War of the Clans: Maguindanao Massacre

The country is wrought with tension, as we bare witness to one of the most brutal killings we’ve seen in our modern history.

On Monday November 23rd, supporters of Vice Mayor Mangudadatu along with media practitioners covering the event, left their town of Buluan to journey to Shariff Aguak where his wife would have filed his candidacy for Governor of Maguinadanao Province. Despite their precautions, they did not make it to the provincial capital. In broad daylight, their convoy was intercepted by armed men (reported to be numbering upto 100). They were forced to a remote location (or locations) where the killings happened.

47 bodies found so far in shallow graves. Some of them beheaded, dismembered, even raped. Many of the reported 60-strong delegation who left Buluan were women and journalists.

I seldom read the papers these days. But today, I read all of the stories pertaining to the massacre, as told by correspondents of the Philippine Daily Inquirer. These are not fun, inspiring stories to read. But read them I must, for perhaps some of it might make sense to me. Since I heard the news, I could not comprehend what had happened. How could something this horrifying happen in these modern times? Perhaps, in our people’s long history it is no surprise to see word of tribal wars and clan wars. Of bloody feuds amongst people.

But one would think that such were a thing of the past. They belong in the history books. Not in present day Philippines. What happened in Maguindanao on Monday – that was merely a show of greed and cowardice.

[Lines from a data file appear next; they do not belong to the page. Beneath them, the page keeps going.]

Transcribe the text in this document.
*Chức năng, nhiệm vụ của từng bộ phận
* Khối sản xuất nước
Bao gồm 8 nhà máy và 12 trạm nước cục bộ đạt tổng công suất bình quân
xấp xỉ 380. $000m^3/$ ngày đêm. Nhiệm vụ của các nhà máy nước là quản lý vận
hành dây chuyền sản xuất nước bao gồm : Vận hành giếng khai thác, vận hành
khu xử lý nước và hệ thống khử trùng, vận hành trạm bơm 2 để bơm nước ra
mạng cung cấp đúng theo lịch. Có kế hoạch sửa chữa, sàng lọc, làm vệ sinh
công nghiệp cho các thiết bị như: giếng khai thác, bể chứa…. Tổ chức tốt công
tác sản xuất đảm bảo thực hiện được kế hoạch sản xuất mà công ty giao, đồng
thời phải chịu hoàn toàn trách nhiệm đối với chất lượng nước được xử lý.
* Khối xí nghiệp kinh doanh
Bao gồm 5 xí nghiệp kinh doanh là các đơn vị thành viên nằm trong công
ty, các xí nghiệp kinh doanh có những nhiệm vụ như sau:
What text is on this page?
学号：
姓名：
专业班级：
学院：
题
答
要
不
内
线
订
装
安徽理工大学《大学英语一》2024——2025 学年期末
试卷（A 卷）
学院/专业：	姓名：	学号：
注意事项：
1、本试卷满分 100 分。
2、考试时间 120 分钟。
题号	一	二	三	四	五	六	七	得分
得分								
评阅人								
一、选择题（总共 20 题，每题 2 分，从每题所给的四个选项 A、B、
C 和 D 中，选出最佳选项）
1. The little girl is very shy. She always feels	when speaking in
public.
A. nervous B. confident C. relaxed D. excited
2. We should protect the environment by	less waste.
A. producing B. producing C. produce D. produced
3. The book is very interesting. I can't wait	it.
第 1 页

Many point to the ruling clan, the Ampatuans, as the perpetrators of this barbaric crime. This clan holds many leadership political posts throughout the province, including the Governorship of Maguindanao and of the ARMM. They also secured GMA’s win against FPJ in 2004’s Presidential elections. It seems that to ensure their hold of the province beyond 2010, they’ve started early in terms of eliminating the competition. After all, if no one goes up against the elder Ampatuan for the gubernatorial race (just like last time), there’d be no reason for him to cheat.

The campaign season hasn’t even started and yet we already have these many casualties of election-related crimes. How many more lives will be lost in the run up to May 2010?

But this isn’t just an issue of election violence, is it?